The bank invoked Section 90 of the Land Act, giving the company 90 days to clear outstanding obligations or face enforcement action, including the sale of charged properties located in Nairobi, Mombasa, and Nakuru.
According to the statutory notice, Nakumatt Holdings owes the lender USD 331,872.95 under an overdraft facility and USD 6,993,052.49 linked to a term loan facility. The bank also claims an additional liability of Sh967,173,402.82 under an import invoice finance facility.
Properties Used as Collateral
The debt is secured against several parcels of land charged to the bank by Nakumatt Investments.
These include Land Reference Number MN/1/9626 in Mombasa, Nakuru Municipality Block 9/47 in Nakuru, and two Nairobi properties—Land Reference Number 209/4063 and Land Reference Number 209/4058.

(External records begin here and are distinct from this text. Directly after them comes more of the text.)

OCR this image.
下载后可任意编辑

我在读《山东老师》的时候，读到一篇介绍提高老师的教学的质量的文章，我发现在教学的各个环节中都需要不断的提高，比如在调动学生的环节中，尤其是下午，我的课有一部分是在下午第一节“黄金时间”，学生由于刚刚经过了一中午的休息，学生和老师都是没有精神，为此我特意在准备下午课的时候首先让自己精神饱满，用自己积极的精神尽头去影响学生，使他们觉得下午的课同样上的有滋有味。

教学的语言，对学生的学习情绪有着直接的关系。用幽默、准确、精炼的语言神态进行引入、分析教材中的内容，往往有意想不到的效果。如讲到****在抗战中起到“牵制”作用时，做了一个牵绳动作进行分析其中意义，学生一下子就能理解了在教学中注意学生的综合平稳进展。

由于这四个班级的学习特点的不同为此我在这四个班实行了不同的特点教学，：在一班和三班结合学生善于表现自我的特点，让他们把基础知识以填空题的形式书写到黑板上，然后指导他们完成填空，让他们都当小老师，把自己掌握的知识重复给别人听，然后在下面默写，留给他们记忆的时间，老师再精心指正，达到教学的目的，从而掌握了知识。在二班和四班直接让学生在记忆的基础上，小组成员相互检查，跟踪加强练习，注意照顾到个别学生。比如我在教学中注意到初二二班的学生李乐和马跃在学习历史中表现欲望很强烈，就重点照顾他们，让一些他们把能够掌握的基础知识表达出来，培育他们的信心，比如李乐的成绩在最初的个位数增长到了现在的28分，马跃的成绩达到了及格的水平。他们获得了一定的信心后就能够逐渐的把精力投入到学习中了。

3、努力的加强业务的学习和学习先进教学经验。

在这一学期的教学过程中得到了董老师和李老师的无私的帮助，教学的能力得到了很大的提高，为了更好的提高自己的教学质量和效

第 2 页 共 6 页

The charges were created between February 2011 and January 2012 as security for credit facilities extended to the retailer during its expansion phase.
The bank stated that the properties collectively secure the outstanding obligations owed by Nakumatt Holdings.
“If Nakumatt Investments Limited has not paid the secured amounts within 90 days after the date of publication of this notice, Standard Chartered Bank Kenya Limited will proceed to exercise the remedies available to it under the charges and the Land Act, including proceeding to sell the charged properties,” the notice reads.
Legal Backing for Recovery
The statutory notice follows a ruling in the High Court Judicial Review Application No. E249 of 2025, which allowed the lender to pursue recovery measures in line with the security instruments and applicable law.
Under Kenyan land laws, lenders are required to issue a statutory notice giving borrowers time to rectify default before exercising remedies such as auctioning collateral.
The notice also informs Nakumatt Investments that it retains the right to seek relief in court under the provisions of the Land Act.

A Long Tail of Nakumatt’s Collapse
The recovery process marks another chapter in the prolonged financial fallout following Nakumatt’s dramatic collapse several years ago.
Once East Africa’s largest supermarket chain, the retailer expanded rapidly across Kenya and the region before running into financial distress marked by mounting debt, unpaid suppliers, and shuttered stores.
Creditors—including banks, landlords, and suppliers—have since pursued various recovery efforts as courts continue to handle disputes linked to the retailer’s debts and assets.
If the default remains unresolved within the statutory period, the auction of the properties could become one of the latest attempts by creditors to recoup losses tied to the retailer’s downfall.